POACHING AND TRAFFIC OF WILD SPECIES

The problem of elephant poaching and ivory trafficking, which has become alarming in Central Africa, is one of the threats facing UNOCA. The UN Secretary-General regularly draws the attention of Security Council members on this phenomenon. In the recent reports on the activities of UNOCA and in several interventions, the Secretary-General expressed concerns that this criminal activity has become a source of funding for armed groups, including the Lord's Resistance Army (LRA).

UNOCA's mandate is to work in cooperation with the organizations concerned, in particular the Economic Community of Central African States (ECCAS), to "identify possible measures and develop a regional approach to combat these phenomena of concern". It supports emergency action plans (for North Cameroon, Northeastern Central African Republic and Southern Chad) as well as the Central African anti-poaching strategy developed by ECCAS.

UNOCA also calls for "cross-border cooperation" between the countries in the sub-region in order to find coherent and concerted solutions to this threat, as its economic, ecological and political consequences may affect them. This approach is fundamental, among others, for the protection of the trinational complex Dja-Odzala-Minkébé (TRIDOM), which stretches 141,000 kmand is home to about 40,000 elephants and covers Cameroon, Congo and Gabon.
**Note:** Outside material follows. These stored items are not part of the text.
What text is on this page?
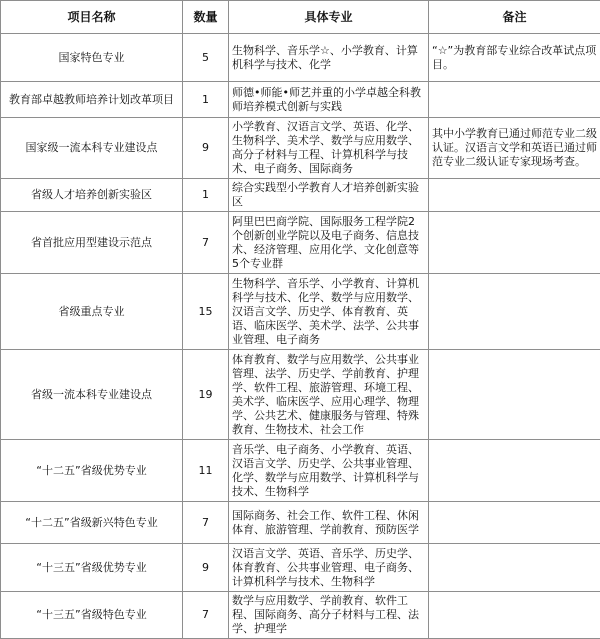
项目名称	数量	具体专业	备注
国家特色专业	5	生物科学、音乐学☆、小学教育、计算机科学与技术、化学	“☆”为教育部专业综合改革试点项目。
教育部卓越教师培养计划改革项目	1	师德•师能•师艺并重的小学卓越全科教师培养模式创新与实践	
国家级一流本科专业建设点	9	小学教育、汉语言文学、英语、化学、生物科学、美术学、数学与应用数学、高分子材料与工程、计算机科学与技术、电子商务、国际商务	其中小学教育已通过师范专业二级认证。汉语言文学和英语已通过师范专业二级认证专家现场考查。
省级人才培养创新实验区	1	综合实践型小学教育人才培养创新实验区	
省首批应用型建设示范点	7	阿里巴巴商学院、国际服务工程学院2个创新创业学院以及电子商务、信息技术、经济管理、应用化学、文化创意等5个专业群	
省级重点专业	15	生物科学、音乐学、小学教育、计算机科学与技术、化学、数学与应用数学、汉语言文学、历史学、体育教育、英语、临床医学、美术学、法学、公共事业管理、电子商务	
省级一流本科专业建设点	19	体育教育、数学与应用数学、公共事业管理、法学、历史学、学前教育、护理学、软件工程、旅游管理、环境工程、美术学、临床医学、应用心理学、物理学、公共艺术、健康服务与管理、特殊教育、生物技术、社会工作	
“十二五”省级优势专业	11	音乐学、电子商务、小学教育、英语、汉语言文学、历史学、公共事业管理、化学、数学与应用数学、计算机科学与技术、生物科学	
“十二五”省级新兴特色专业	7	国际商务、社会工作、软件工程、休闲体育、旅游管理、学前教育、预防医学	
“十三五”省级优势专业	9	汉语言文学、英语、音乐学、历史学、体育教育、公共事业管理、电子商务、计算机科学与技术、生物科学	
“十三五”省级特色专业	7	数学与应用数学、学前教育、软件工程、国际商务、高分子材料与工程、法学、护理学	
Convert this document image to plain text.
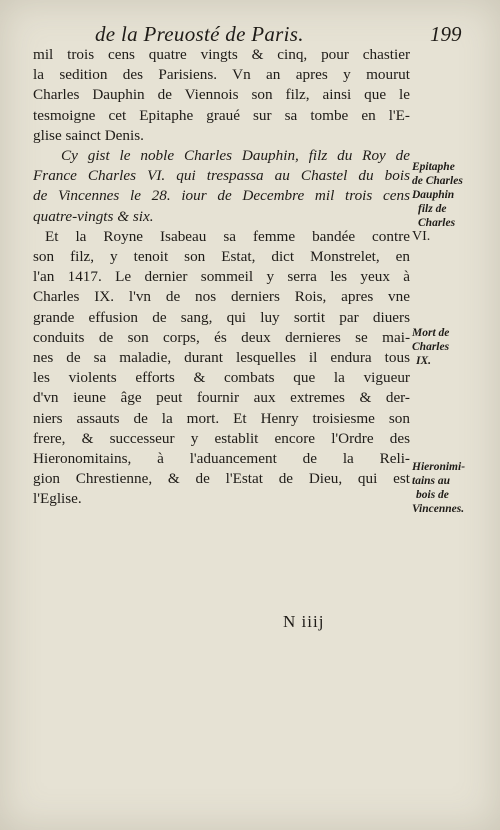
de la Preuosté de Paris.	199
mil trois cens quatre vingts & cinq, pour chastier
la sedition des Parisiens. Vn an apres y mourut
Charles Dauphin de Viennois son filz, ainsi que le
tesmoigne cet Epitaphe graué sur sa tombe en l'E-
glise sainct Denis.
Cy gist le noble Charles Dauphin, filz du Roy de
France Charles VI. qui trespassa au Chastel du bois
de Vincennes le 28. iour de Decembre mil trois cens
quatre-vingts & six.
Et la Royne Isabeau sa femme bandée contre
son filz, y tenoit son Estat, dict Monstrelet, en
l'an 1417. Le dernier sommeil y serra les yeux à
Charles IX. l'vn de nos derniers Rois, apres vne
grande effusion de sang, qui luy sortit par diuers
conduits de son corps, és deux dernieres se mai-
nes de sa maladie, durant lesquelles il endura tous
les violents efforts & combats que la vigueur
d'vn ieune âge peut fournir aux extremes & der-
niers assauts de la mort. Et Henry troisiesme son
frere, & successeur y establit encore l'Ordre des
Hieronomitains, à l'aduancement de la Reli-
gion Chrestienne, & de l'Estat de Dieu, qui est
l'Eglise.
Epitaphe
de Charles
Dauphin
filz de
Charles
VI.
Mort de
Charles
IX.
Hieronimi-
tains au
bois de
Vincennes.
N iiij
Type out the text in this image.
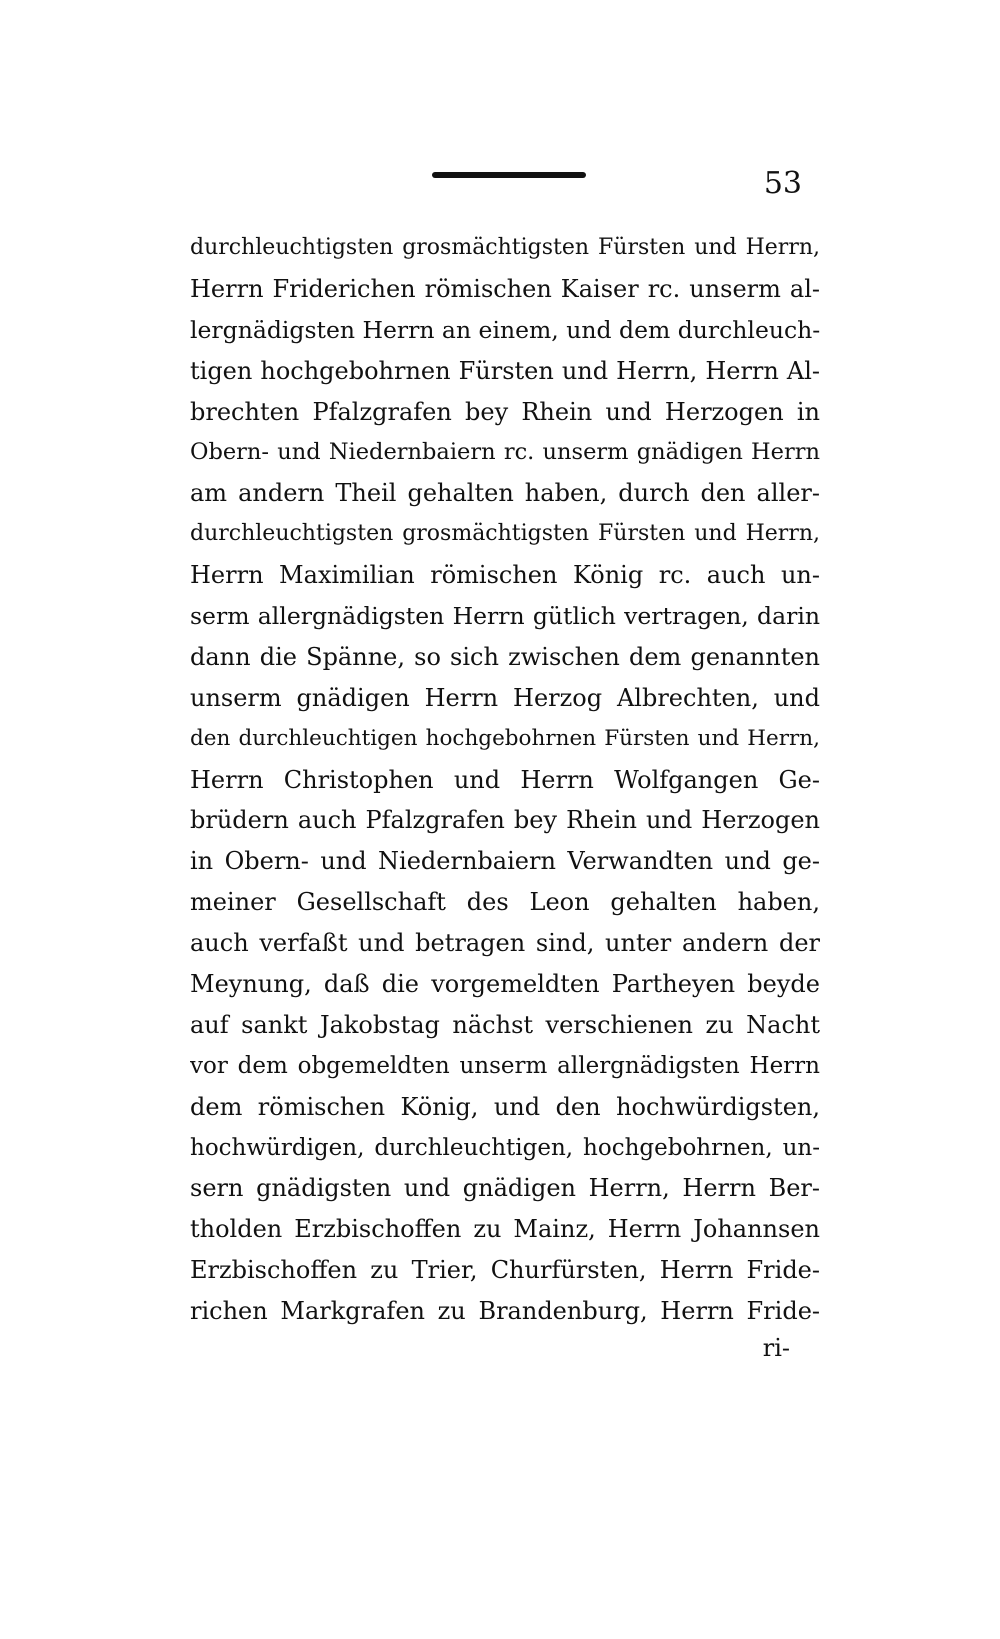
53
durchleuchtigsten grosmächtigsten Fürsten und Herrn,
Herrn Friderichen römischen Kaiser rc. unserm al-
lergnädigsten Herrn an einem, und dem durchleuch-
tigen hochgebohrnen Fürsten und Herrn, Herrn Al-
brechten Pfalzgrafen bey Rhein und Herzogen in
Obern- und Niedernbaiern rc. unserm gnädigen Herrn
am andern Theil gehalten haben, durch den aller-
durchleuchtigsten grosmächtigsten Fürsten und Herrn,
Herrn Maximilian römischen König rc. auch un-
serm allergnädigsten Herrn gütlich vertragen, darin
dann die Spänne, so sich zwischen dem genannten
unserm gnädigen Herrn Herzog Albrechten, und
den durchleuchtigen hochgebohrnen Fürsten und Herrn,
Herrn Christophen und Herrn Wolfgangen Ge-
brüdern auch Pfalzgrafen bey Rhein und Herzogen
in Obern- und Niedernbaiern Verwandten und ge-
meiner Gesellschaft des Leon gehalten haben,
auch verfaßt und betragen sind, unter andern der
Meynung, daß die vorgemeldten Partheyen beyde
auf sankt Jakobstag nächst verschienen zu Nacht
vor dem obgemeldten unserm allergnädigsten Herrn
dem römischen König, und den hochwürdigsten,
hochwürdigen, durchleuchtigen, hochgebohrnen, un-
sern gnädigsten und gnädigen Herrn, Herrn Ber-
tholden Erzbischoffen zu Mainz, Herrn Johannsen
Erzbischoffen zu Trier, Churfürsten, Herrn Fride-
richen Markgrafen zu Brandenburg, Herrn Fride-
ri-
In the report to the Security Council on 28 November 2016, the Secretary-General stresses that, despite regular ivory seizures in Central Africa, little progress has been made in dismantling trafficking networks. Few poachers are caught and prosecuted. Discrepancies between national legislative frameworks and their loopholes, institutional gaps, corruption and the limits of criminal justice systems as well as porous borders, are all factors that are exploited by criminal networks involved in weapon, drug and human trafficking, which contribute to perpetuate insecurity in the region.